By Tracy Neff, King’s Agronomist
When it comes to spring planted annual forages, many farmers consider planting small grains like oats, spring triticale or spring barley. These are often planted as forage, cover crop or a nurse crop for establishing with alfalfa. The resulting forage, with proper fertilization, can be of high quality in a relatively short period of time- approximately 60 days.
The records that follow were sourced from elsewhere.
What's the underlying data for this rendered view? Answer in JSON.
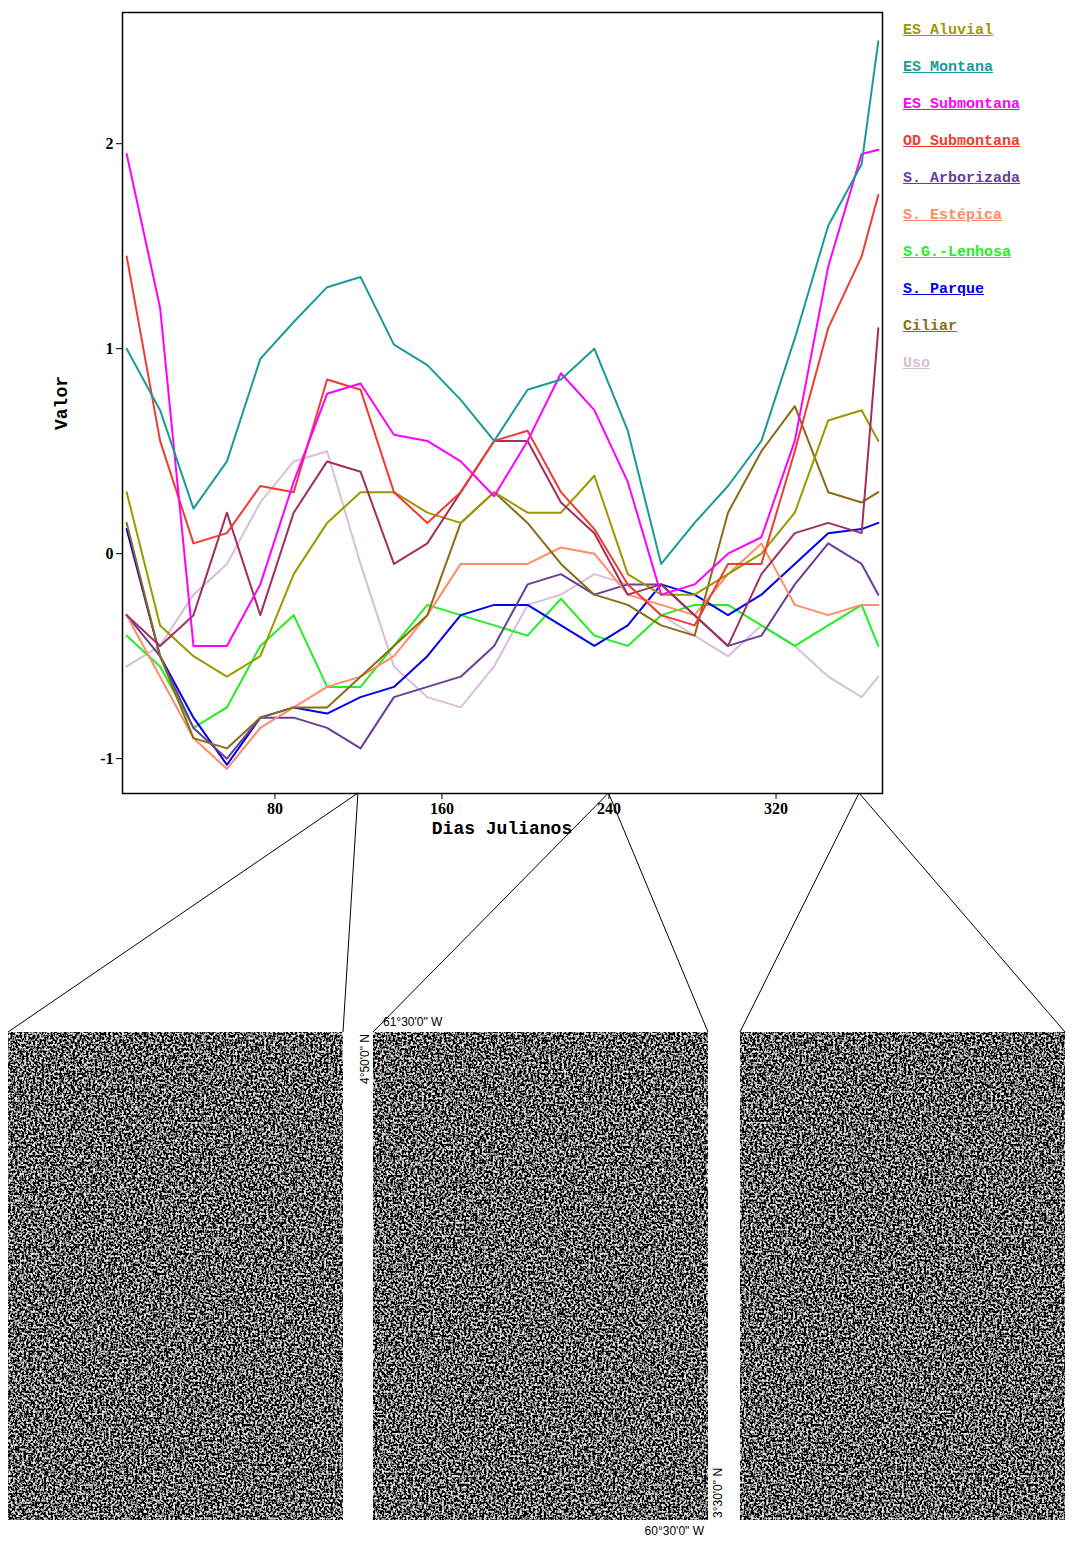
{
  "chart_data": {
    "type": "line",
    "x_label": "Dias Julianos",
    "y_label": "Valor",
    "xlim": [
      7,
      371
    ],
    "ylim": [
      -1.17,
      2.64
    ],
    "xticks": [
      80,
      160,
      240,
      320
    ],
    "yticks": [
      -1,
      0,
      1,
      2
    ],
    "legend": "right",
    "x": [
      9,
      25,
      41,
      57,
      73,
      89,
      105,
      121,
      137,
      153,
      169,
      185,
      201,
      217,
      233,
      249,
      265,
      281,
      297,
      313,
      329,
      345,
      361,
      369
    ],
    "series": [
      {
        "name": "Uso",
        "color": "#d8bfd8",
        "values": [
          -0.55,
          -0.45,
          -0.2,
          -0.05,
          0.25,
          0.45,
          0.5,
          -0.05,
          -0.55,
          -0.7,
          -0.75,
          -0.55,
          -0.25,
          -0.2,
          -0.1,
          -0.15,
          -0.3,
          -0.4,
          -0.5,
          -0.35,
          -0.45,
          -0.6,
          -0.7,
          -0.6
        ]
      },
      {
        "name": "S.G.-Lenhosa",
        "color": "#22ee22",
        "values": [
          -0.4,
          -0.55,
          -0.85,
          -0.75,
          -0.45,
          -0.3,
          -0.65,
          -0.65,
          -0.45,
          -0.25,
          -0.3,
          -0.35,
          -0.4,
          -0.22,
          -0.4,
          -0.45,
          -0.3,
          -0.25,
          -0.25,
          -0.35,
          -0.45,
          -0.35,
          -0.25,
          -0.45
        ]
      },
      {
        "name": "S. Parque",
        "color": "#0000ee",
        "values": [
          0.12,
          -0.5,
          -0.8,
          -1.03,
          -0.8,
          -0.75,
          -0.78,
          -0.7,
          -0.65,
          -0.5,
          -0.3,
          -0.25,
          -0.25,
          -0.35,
          -0.45,
          -0.35,
          -0.15,
          -0.2,
          -0.3,
          -0.2,
          -0.05,
          0.1,
          0.12,
          0.15
        ]
      },
      {
        "name": "S. Arborizada",
        "color": "#6a3d9a",
        "values": [
          -0.3,
          -0.5,
          -0.85,
          -1.0,
          -0.8,
          -0.8,
          -0.85,
          -0.95,
          -0.7,
          -0.65,
          -0.6,
          -0.45,
          -0.15,
          -0.1,
          -0.2,
          -0.15,
          -0.15,
          -0.3,
          -0.45,
          -0.4,
          -0.15,
          0.05,
          -0.05,
          -0.2
        ]
      },
      {
        "name": "S. Estépica",
        "color": "#ff8c69",
        "values": [
          -0.3,
          -0.6,
          -0.9,
          -1.05,
          -0.85,
          -0.75,
          -0.65,
          -0.6,
          -0.5,
          -0.3,
          -0.05,
          -0.05,
          -0.05,
          0.03,
          0.0,
          -0.2,
          -0.25,
          -0.3,
          -0.1,
          0.05,
          -0.25,
          -0.3,
          -0.25,
          -0.25
        ]
      },
      {
        "name": "Ciliar",
        "color": "#8b6b14",
        "values": [
          0.15,
          -0.5,
          -0.9,
          -0.95,
          -0.8,
          -0.75,
          -0.75,
          -0.6,
          -0.45,
          -0.3,
          0.15,
          0.3,
          0.15,
          -0.05,
          -0.2,
          -0.25,
          -0.35,
          -0.4,
          0.2,
          0.5,
          0.72,
          0.3,
          0.25,
          0.3
        ]
      },
      {
        "name": "ES Aluvial",
        "color": "#9a9a00",
        "values": [
          0.3,
          -0.35,
          -0.5,
          -0.6,
          -0.5,
          -0.1,
          0.15,
          0.3,
          0.3,
          0.2,
          0.15,
          0.3,
          0.2,
          0.2,
          0.38,
          -0.1,
          -0.2,
          -0.2,
          -0.1,
          0.0,
          0.2,
          0.65,
          0.7,
          0.55
        ]
      },
      {
        "name": null,
        "color": "#a03060",
        "values": [
          -0.3,
          -0.45,
          -0.3,
          0.2,
          -0.3,
          0.2,
          0.45,
          0.4,
          -0.05,
          0.05,
          0.3,
          0.55,
          0.55,
          0.25,
          0.1,
          -0.2,
          -0.15,
          -0.3,
          -0.45,
          -0.1,
          0.1,
          0.15,
          0.1,
          1.1
        ]
      },
      {
        "name": "OD Submontana",
        "color": "#f03c30",
        "values": [
          1.45,
          0.55,
          0.05,
          0.1,
          0.33,
          0.3,
          0.85,
          0.8,
          0.3,
          0.15,
          0.3,
          0.55,
          0.6,
          0.3,
          0.12,
          -0.15,
          -0.3,
          -0.35,
          -0.05,
          -0.05,
          0.5,
          1.1,
          1.45,
          1.75
        ]
      },
      {
        "name": "ES Submontana",
        "color": "#ff00ff",
        "values": [
          1.95,
          1.2,
          -0.45,
          -0.45,
          -0.15,
          0.35,
          0.78,
          0.83,
          0.58,
          0.55,
          0.45,
          0.28,
          0.55,
          0.88,
          0.7,
          0.35,
          -0.2,
          -0.15,
          0.0,
          0.08,
          0.55,
          1.4,
          1.95,
          1.97
        ]
      },
      {
        "name": "ES Montana",
        "color": "#1a9a9a",
        "values": [
          1.0,
          0.7,
          0.22,
          0.45,
          0.95,
          1.13,
          1.3,
          1.35,
          1.02,
          0.92,
          0.75,
          0.55,
          0.8,
          0.85,
          1.0,
          0.6,
          -0.05,
          0.15,
          0.33,
          0.55,
          1.05,
          1.6,
          1.9,
          2.5
        ]
      }
    ]
  },
  "map_panels": [
    {
      "day": 120
    },
    {
      "day": 240,
      "labels": {
        "top_left": "61°30'0\" W",
        "left": "4°50'0\" N",
        "right": "3°30'0\" N",
        "bottom_right": "60°30'0\" W"
      }
    },
    {
      "day": 360
    }
  ]
}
In yield trials that we planted and harvested in the spring and fall of 2013 in Lancaster County, PA, we observed that the later heading oat varieties had higher forage yields in the spring, while the earlier maturing oat, spring triticale and spring barley varieties had higher yields in the fall. The maturity of the annual small grain species had the greatest effect on yield. In the spring, day length and temperatures trend longer and higher. Using a later maturing forage in the spring takes advantage of these trends using more of the growing season, which gave higher yields. In the late summer planting in the latter part of August, days get shorter and temperatures begin to drop as fall approaches, reducing heat units available for crop growth and crop photosynthesis. We saw that using a shorter maturing variety or species planted in late summer often gives higher fall yields.
The data (in Table 1) shows a comparison of forage yields of different grain forages from spring to fall. The data we collected shows the longer maturing forages yielded better in the spring and the shorter maturing forages yielded better in the fall.
Selecting the correct annual grain forage for early spring or late summer plantings can make a difference. If we select an early maturing annual grain for spring planting, we may be able to harvest 7 to 10 days earlier, but yields could be less than selecting a later maturing annual grain to harvest at a later date. A later maturing annual grain could still be planted as a late summer seeding but it should be planted in early to mid August. And for late August through early September seeding, the data shows an early maturing annual grain could be the better choice.